Il y a 31 ans, en mars 1991 : Rostropovitch jouait dans la basilique de Vézelay…

 

 

Si je vous dis Mstislav Rostropovitch, qu’est-ce que ce nom vous évoque ? Pour moi, c’est une page de mon vieux manuel d’histoire du lycée, un chapitre consacré aux dernières années de l’URSS, une photo de novembre 1989 devant le mur de Berlin. Et bien sûr, du haut de mes 35 ans de culture générale, je sais que Rostro, c’est LE virtuose du violoncelle et chef d’orchestre indissociable de l’histoire et de la musique du second XXe siècle.

 

 

 

 

 

A Vézelay

C’est seulement en décembre dernier, en évoquant avec le libraire du village des anecdotes peu connues à propos de notre chère basilique, que j’apprends que Rostropovitch est venu à Vézelay en 1991 pour enregistrer les Suites pour violoncelle seul de Bach. Impressionnant, mais pas si surprenant : la Colline Eternelle a attiré bon nombre d’écrivains, intellectuels et artistes. Pensons à Clavel, Bataille ou encore le compositeur Inghelbrecht qui y a vécu de 1936 à 1965. Et aujourd’hui, les nombreux concerts de la Cité de la Voix et les Rencontres musicales annuelles fin août confirment Vézelay en tant que petite capitale de la musique.
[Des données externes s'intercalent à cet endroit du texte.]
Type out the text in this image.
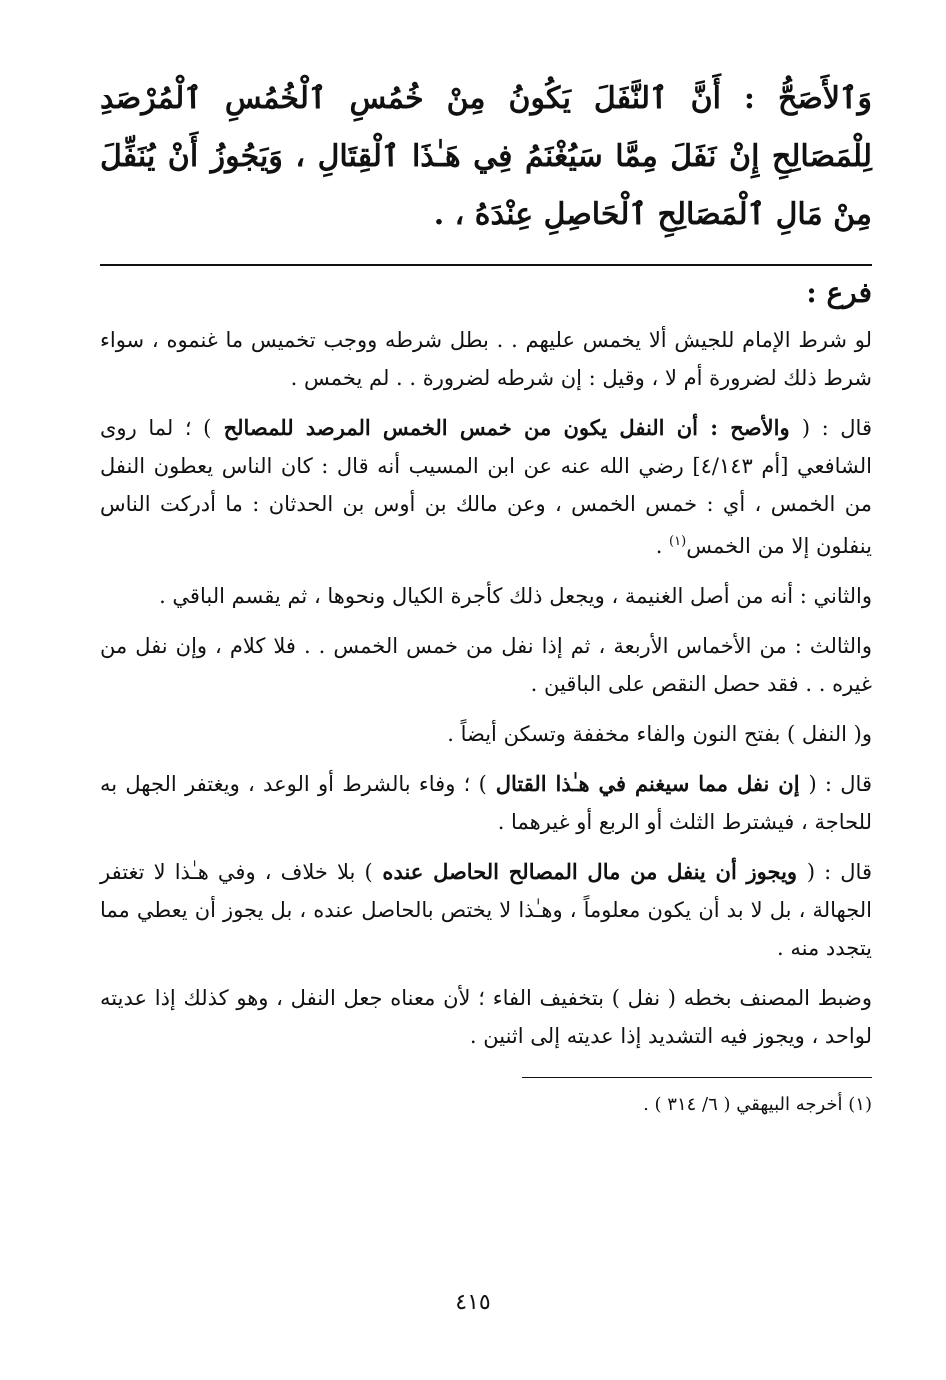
وَٱلأَصَحُّ : أَنَّ ٱلنَّفَلَ يَكُونُ مِنْ خُمُسِ ٱلْخُمُسِ ٱلْمُرْصَدِ لِلْمَصَالِحِ إِنْ نَفَلَ مِمَّا سَيُغْنَمُ فِي هَـٰذَا ٱلْقِتَالِ ، وَيَجُوزُ أَنْ يُنَفِّلَ مِنْ مَالِ ٱلْمَصَالِحِ ٱلْحَاصِلِ عِنْدَهُ ، .
فرع :

لو شرط الإمام للجيش ألا يخمس عليهم . . بطل شرطه ووجب تخميس ما غنموه ، سواء شرط ذلك لضرورة أم لا ، وقيل : إن شرطه لضرورة . . لم يخمس .

قال : ( والأصح : أن النفل يكون من خمس الخمس المرصد للمصالح ) ؛ لما روى الشافعي [أم ٤/١٤٣] رضي الله عنه عن ابن المسيب أنه قال : كان الناس يعطون النفل من الخمس ، أي : خمس الخمس ، وعن مالك بن أوس بن الحدثان : ما أدركت الناس ينفلون إلا من الخمس$^{(١)}$ .

والثاني : أنه من أصل الغنيمة ، ويجعل ذلك كأجرة الكيال ونحوها ، ثم يقسم الباقي .

والثالث : من الأخماس الأربعة ، ثم إذا نفل من خمس الخمس . . فلا كلام ، وإن نفل من غيره . . فقد حصل النقص على الباقين .

و( النفل ) بفتح النون والفاء مخففة وتسكن أيضاً .

قال : ( إن نفل مما سيغنم في هـٰذا القتال ) ؛ وفاء بالشرط أو الوعد ، ويغتفر الجهل به للحاجة ، فيشترط الثلث أو الربع أو غيرهما .

قال : ( ويجوز أن ينفل من مال المصالح الحاصل عنده ) بلا خلاف ، وفي هـٰذا لا تغتفر الجهالة ، بل لا بد أن يكون معلوماً ، وهـٰذا لا يختص بالحاصل عنده ، بل يجوز أن يعطي مما يتجدد منه .

وضبط المصنف بخطه ( نفل ) بتخفيف الفاء ؛ لأن معناه جعل النفل ، وهو كذلك إذا عديته لواحد ، ويجوز فيه التشديد إذا عديته إلى اثنين .

(١) أخرجه البيهقي ( ٦/ ٣١٤ ) .
٤١٥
Le chef Marc Meneau, ami de Rostropovitch, racontait comment le violoncelliste, d’abord venu rencontrer un luthier dans la région, était tombé fou amoureux de la basilique Sainte-Marie-Madeleine et avait décrété que c’était "LÀ" qu’il enregistrerait ses Suites de Bach. Des radiateurs tout autour de lui, pour réchauffer mains et instrument dans la fraîcheur des nuits de mars. Un peu plus loin, des Vézeliens respectueux et fascinés, venus assister à cet exceptionnel spectacle.

Mais je parle bien trop : écoutez plutôt, regardez et admirez…

https://www.youtube.com/watch?v=Ml14kGHCBg0 

 

Outre la maestria de Rostro et l’élégance des arpèges, appréciez la justesse du choix du lieu : pour jouer la première Suite et ici son Prélude, le musicien s’est installé dans le narthex de la basilique, l’espace d’accueil des fidèles. On est introduit à cet ensemble de Suites comme le pèlerin l’est à son chemin vers la Lumière dans le sanctuaire.

 

 

Dans le narthex

Sur certains plans tournés dans le narthex, la caméra s’attarde sur le décor sculpté de la basilique ; dans la frise du linteau, au son du violoncelle, le cortège des Peuples de la Terre s’anime, avec ses chasseurs à l’arc, ses Géants, ses Pygmées. Dominant cette assemblée de pierre, aux premières loges, le Christ en Gloire semble veiller sur le musicien et profiter de ce concert privé. Dans le narthex, la nef ou le chœur, architecture, sculpture et musique se répondent, comme unies par le Sacré.

 

 

 

 

 

« il avait déjà dit (…) qu’il n’aurait pas pu jouer Bach (…) dans une église russe, trop ornée » (Jules Roy)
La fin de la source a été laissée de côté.